Ryanair should be given no degree of impunity whatsoever for any violation of Aviation Law.

It appears that Ryanair, notwithstanding the indignation of the CAA, is going to continue to ignore those rules and regulations it wishes. Who knows what other rules and regulations it might decide not to adhere to and with what consequences.

Ryanair refused to compensate the ticket fare difference for those how bought tickets more than two weeks in advance saying that this is not covered by European law which is unfair

Ryanair is the most basic of airlines. They think that cheapest flight prices absolves them of any standard of service. I used to use them in the 90’s and quite admired Michael O’Leary in what he had done to put the airline on the map. However, today I would NOT ever fly Ryanair, I think O’Leary comes across as a slippery leprechaun and could not be trusted an inch. I hope this holidays for crew debacle teaches O’Leary a hard lesson and he learns to put customers first. By the way he insists that he only treats customers like dirt because Ryanair offer the cheapest prices. You can fly to most of their destinations on other carriers at competitive rates.

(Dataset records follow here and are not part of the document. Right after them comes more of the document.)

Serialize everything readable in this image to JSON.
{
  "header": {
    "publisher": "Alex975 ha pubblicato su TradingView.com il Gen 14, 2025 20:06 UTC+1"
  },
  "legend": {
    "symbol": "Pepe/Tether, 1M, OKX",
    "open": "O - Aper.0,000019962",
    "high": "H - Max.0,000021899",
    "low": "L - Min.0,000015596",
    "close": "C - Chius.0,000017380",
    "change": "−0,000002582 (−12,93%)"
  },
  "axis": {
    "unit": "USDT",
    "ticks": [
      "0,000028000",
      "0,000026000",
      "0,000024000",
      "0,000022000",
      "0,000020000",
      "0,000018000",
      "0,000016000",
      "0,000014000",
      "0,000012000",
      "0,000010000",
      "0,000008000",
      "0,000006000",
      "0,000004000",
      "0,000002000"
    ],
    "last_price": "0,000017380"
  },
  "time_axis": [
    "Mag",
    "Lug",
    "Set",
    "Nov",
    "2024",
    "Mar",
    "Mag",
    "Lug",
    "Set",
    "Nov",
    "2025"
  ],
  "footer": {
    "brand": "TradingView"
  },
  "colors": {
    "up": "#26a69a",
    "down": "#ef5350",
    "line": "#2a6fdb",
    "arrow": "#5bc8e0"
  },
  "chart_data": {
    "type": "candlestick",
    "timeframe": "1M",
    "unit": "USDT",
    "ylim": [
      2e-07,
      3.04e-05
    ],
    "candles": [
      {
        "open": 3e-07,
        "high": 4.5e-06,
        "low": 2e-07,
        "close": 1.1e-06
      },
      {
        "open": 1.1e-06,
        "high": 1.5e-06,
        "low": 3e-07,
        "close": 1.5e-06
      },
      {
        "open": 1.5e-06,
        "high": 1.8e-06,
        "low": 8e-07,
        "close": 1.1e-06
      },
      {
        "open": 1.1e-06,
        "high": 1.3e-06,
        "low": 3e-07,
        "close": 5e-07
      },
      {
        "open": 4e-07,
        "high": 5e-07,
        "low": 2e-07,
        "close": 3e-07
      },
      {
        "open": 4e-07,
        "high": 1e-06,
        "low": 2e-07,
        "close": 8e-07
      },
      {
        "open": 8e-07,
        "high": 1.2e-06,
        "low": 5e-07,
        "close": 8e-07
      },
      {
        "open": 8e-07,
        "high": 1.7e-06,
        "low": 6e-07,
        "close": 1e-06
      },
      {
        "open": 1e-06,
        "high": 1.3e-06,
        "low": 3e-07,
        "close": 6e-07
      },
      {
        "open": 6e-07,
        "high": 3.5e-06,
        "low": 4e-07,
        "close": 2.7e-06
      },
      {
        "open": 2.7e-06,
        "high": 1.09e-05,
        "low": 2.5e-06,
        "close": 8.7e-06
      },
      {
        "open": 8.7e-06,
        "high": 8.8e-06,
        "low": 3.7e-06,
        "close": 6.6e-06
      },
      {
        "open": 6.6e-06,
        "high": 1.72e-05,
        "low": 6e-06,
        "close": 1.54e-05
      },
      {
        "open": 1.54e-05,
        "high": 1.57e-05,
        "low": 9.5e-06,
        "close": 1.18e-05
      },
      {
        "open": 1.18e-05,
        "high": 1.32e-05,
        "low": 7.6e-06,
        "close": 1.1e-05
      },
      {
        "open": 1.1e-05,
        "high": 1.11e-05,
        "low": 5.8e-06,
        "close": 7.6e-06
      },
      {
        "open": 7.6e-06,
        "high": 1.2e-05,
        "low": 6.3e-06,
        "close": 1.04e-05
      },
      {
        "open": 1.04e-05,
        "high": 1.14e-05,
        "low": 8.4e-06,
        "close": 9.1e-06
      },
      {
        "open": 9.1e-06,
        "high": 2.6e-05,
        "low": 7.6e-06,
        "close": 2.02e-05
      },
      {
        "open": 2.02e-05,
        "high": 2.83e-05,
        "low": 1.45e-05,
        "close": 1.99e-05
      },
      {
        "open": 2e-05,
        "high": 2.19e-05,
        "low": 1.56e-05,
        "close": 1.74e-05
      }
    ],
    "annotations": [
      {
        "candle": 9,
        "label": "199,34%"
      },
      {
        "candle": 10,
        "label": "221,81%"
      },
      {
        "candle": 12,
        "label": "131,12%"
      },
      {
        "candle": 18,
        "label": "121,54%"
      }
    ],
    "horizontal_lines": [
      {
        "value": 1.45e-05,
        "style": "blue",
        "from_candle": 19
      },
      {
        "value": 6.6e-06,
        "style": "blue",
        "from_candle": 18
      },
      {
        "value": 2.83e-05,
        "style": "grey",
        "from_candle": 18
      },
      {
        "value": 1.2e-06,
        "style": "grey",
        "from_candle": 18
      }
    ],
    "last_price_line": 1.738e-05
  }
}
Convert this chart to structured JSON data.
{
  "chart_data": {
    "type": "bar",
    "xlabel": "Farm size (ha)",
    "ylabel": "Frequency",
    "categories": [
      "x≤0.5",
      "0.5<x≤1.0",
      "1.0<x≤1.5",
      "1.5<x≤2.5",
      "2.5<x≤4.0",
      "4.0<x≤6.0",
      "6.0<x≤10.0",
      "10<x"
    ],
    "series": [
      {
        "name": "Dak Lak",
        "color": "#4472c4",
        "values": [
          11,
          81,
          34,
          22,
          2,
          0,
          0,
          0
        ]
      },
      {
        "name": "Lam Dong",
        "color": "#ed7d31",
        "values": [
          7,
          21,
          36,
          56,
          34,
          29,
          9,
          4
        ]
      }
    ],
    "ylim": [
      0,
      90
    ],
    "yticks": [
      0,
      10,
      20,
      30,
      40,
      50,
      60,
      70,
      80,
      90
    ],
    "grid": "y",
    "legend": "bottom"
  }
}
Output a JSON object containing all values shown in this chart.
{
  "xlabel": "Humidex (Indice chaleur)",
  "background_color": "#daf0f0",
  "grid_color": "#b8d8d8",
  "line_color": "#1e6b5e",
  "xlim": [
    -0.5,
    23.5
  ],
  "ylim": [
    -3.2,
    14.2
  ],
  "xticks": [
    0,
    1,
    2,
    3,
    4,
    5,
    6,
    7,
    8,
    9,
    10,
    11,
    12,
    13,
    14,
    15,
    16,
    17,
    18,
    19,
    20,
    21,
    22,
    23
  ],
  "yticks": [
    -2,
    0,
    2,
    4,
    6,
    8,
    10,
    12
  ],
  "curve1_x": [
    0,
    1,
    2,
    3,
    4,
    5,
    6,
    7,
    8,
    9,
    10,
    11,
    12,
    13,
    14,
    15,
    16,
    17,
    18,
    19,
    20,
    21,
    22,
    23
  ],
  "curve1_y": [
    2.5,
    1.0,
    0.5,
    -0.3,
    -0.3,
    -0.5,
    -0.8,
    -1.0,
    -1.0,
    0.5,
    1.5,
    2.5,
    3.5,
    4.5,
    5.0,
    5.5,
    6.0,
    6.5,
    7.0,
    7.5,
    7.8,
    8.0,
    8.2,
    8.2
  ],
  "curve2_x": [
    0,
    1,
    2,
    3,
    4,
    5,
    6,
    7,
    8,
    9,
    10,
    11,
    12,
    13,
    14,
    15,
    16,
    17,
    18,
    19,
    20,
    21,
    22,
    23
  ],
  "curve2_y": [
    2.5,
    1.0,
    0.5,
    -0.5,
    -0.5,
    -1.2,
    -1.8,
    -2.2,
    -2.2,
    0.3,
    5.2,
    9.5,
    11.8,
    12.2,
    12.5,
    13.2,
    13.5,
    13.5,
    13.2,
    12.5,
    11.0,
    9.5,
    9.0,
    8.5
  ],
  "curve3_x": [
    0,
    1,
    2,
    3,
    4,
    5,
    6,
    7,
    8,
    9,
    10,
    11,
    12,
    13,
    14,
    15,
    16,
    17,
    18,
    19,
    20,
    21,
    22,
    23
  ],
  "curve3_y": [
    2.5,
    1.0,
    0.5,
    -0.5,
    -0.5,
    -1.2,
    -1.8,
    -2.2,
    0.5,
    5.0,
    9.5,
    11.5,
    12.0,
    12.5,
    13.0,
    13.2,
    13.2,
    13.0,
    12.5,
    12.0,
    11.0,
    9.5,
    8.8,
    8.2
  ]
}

For anyone who has been affected by the cancellations please feel free to have a look at our consumer rights guide.


Lots of advise on how to claim refunds and compensation.

Hope this helps 🙂

I booked through an agent for a short trip to Xmas markets in Hamburg. I purchased all the extras ie: hold luggage, seats, priority boarding and fastrack for outbound and inbound flights at a total of £91.88. Our inbound flight was cancelled and our travel agent rebooked us on an easy jet flight with no extra cost. Ryanair automatically refunded a payment of £14.22??? I have been trying to get the balance of £77.66 refunded from Ryanair for the extras I paid for so that I can rebook the extras on our return Easy jet flight, they are completely ignoring us, I have tried to use their claim form on their site but it will not let me upload the required receipts. Can you please advise as our trip is in November and I need the refund.

Malcolm G Sargent says:
3 October 2017

It should be arranged that it would be possible to prosecute the Directors of companies that treat the public so abominably, like this.

Companies can legally treat customers how they like. There will be retribution if they act illegally. However, their shareholders can take action, as can their prospective, but offended, customers by not giving them their business. It depends upon how strongly enough consumers feel and whether they put up with the downside to gain, in this case, cheap flights (if they have any pilots).